# four way vs bubblelicious vs northern lights/big bud



## G_48911 (May 1, 2008)

I'll be placing my order with seedboutique.com next week and im having a very hard time deciding on which nirvana strains i wanna grow. i've norrowed it down to 1. White widow
                            2. Jock Horror
                            3. Aurora Indica
                            4 ?
   As for my fourth choice I've narrowed it down to 3 strains. 
 1. Four Way (my dealer grew this strain for 5 yrs and said it was the best weed he ever grew/smoked,his seeds werent from nirvana and i cant seem to find any journals of anybody growing it so im kinda questioning my intentions of growing it)
 2. northern lights X Big Bud ( I love the high i get off northern lights and I've had some buds of big bud that were 18-24 inches long so it leads be to believe a cross between the 2 of them would be an almost perfect plant)
3.Bubblelicious (I've heard good and bad reviews on this,what really made me wanna grow this was this pic,as well as the fact it has a bubblegum taste,and of all the strains i've already chosen,none of them are a fruity type of bud and so i think it might be a good idea to throw it in the mix.
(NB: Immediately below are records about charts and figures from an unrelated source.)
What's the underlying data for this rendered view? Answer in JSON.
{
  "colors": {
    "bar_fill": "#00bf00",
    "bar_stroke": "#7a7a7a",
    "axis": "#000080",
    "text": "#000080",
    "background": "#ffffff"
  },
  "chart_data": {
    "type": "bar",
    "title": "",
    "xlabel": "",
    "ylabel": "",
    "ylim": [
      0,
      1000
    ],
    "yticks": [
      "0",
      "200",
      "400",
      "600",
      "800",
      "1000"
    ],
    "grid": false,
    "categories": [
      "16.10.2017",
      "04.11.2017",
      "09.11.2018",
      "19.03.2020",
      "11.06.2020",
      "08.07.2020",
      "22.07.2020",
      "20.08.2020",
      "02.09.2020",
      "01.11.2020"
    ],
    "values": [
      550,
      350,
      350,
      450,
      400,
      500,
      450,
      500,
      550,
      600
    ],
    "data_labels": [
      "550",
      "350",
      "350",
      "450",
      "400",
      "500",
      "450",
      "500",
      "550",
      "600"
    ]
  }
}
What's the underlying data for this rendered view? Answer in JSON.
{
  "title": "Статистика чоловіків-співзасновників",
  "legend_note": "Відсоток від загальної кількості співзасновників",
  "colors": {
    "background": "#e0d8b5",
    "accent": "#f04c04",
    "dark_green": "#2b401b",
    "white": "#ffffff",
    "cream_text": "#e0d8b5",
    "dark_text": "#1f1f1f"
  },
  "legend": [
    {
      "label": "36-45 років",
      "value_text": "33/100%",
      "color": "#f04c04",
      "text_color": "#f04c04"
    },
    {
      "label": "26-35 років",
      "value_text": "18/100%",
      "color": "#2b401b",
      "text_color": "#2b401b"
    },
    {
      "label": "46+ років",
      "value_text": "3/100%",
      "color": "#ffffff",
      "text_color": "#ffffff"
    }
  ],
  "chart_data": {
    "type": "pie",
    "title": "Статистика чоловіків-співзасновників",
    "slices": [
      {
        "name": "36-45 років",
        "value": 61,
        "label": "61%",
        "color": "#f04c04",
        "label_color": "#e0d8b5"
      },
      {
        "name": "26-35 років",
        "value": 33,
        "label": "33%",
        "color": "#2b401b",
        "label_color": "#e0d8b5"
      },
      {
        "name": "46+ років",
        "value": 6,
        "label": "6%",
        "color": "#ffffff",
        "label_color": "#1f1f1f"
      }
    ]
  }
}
 Anyways,Can anybody give me any input on any of these 3 strains.I never knew making a decision would be this hard and if i had more room,i'd just choose all of em,but since i only have a 40 pot dripper system,i've gotta narrow it down to four.Also,is this picture what i can expect from the nirvana bubblelicious or is it just a picture of a random bubblelicious plant thats probably not from a nirvana bean? anyways,Thanks to all of you for your help &  support and hopefully with the help of some of you long time growers.I can finally make up my mind on what to grow.
    Peace-G_48911


----------



## G_48911 (May 1, 2008)

i've been sitting here thinking about a way i can do up 5 different strains and ive finally figured out how im gonna do it.im thinking im just gonna do the white widow,jock horror,aurora indica and bubblelicious in my  dripper system.(with 2 400 watt hps's) and as for my 5th strain (probably gonna be the northern lights X big bud),im gonna do up a homemade bubbler tote with a 4ft double bulbed flourescent shop light over it. then once i get my males out of my dripper system.I'll replace them with the females i get from my homemade system.obviosly the flourescent wont be enough to flower under,but i'll definitly beable to veg with it until i can determine the sex...then i'll have 40 females (a.k.a.  a whole crap load of plants and weed) =) wish me luck   -Thanks


----------



## kasgrow (May 1, 2008)

Good Luck Bro, Aurora indica is excellent. I have fallen in love with it. The flavor is nice and the high is awsome. The more I smoke it the more I like it. I have some northern lights growing but haven't flowered yet.


----------



## G_48911 (May 1, 2008)

yea,its gonna be alot of work/fun. i'm looking forward to blazin on the aurora indica,i want to see what all the hypes about. (it better be good) =)
anyways,i havent had anybody comment on the bubblelicious...does anybody have a stash of this that they could post  a pic  of a bud of it or...?
is there even anybody in here growing bubblelicious? anyways,im off to find a good plan for my homemade system i plan to grow the northern lights/big bud in.-later folks


----------



## smokybear (May 2, 2008)

Sounds like a great plan. Lots of great strains that you've picked. I've seen threads on bubblelicious before so I know someone here has grown in. Search around and you will probably find it. Also, take a look in the strain and smoke reports and that may help you out. Make sure to keep us posted. Sounds like great plans my friend. Keep us posted. Take care and be safe.


----------



## maineharvest (May 2, 2008)

I would definatily go with the northern lights x big bud too.  good choice.  I would also highly recommend the AK48 from Nirvana.  Very tasty and very potent!!!!!


----------



## G_48911 (May 2, 2008)

well,i actually was planning on just doin 40 plants which is what my dripper system holds,but once i get them males out im gonna have pots with notta in em so i've gotta have some other ones goin til i can determine sex,then i'm throwin them N.L. X Big Bud  ladies in there in place of the soon to be hash =) .I'm gonna keep this an all nirvana strain grow as a thank you to them for running this forum and helping so many people out.(This forum helps out ALOT of people)
The Ak 48 does look good and i hear its some good smoke but im gonna wait til after i can get a good system down for controlling the odor. (i know N.L.Xbig bud will smell bad but if i did the ak 48 also,It Would reak & i wouldnt grow the bubblelicious, and i'm thinking i should,just to throw a bubble gum scent in the mix) I rent so i dont wanna grow too many skunky plants =) if i can sub 5 outta 40 plants out with  plants that has a fruity smell to it and tastes like bubble gum.Count me in.I just read that the bubblelicious resins out so bad that it doesnt burn good in spliffs and i love me a swisher sweet,so thats the only thing that might annoy me about the strain.anyways,i'll be starting my journal in about a month(after i got everything setup and ready to roll so i dont have to stress my plants out changing stuff around.) Later Folks


----------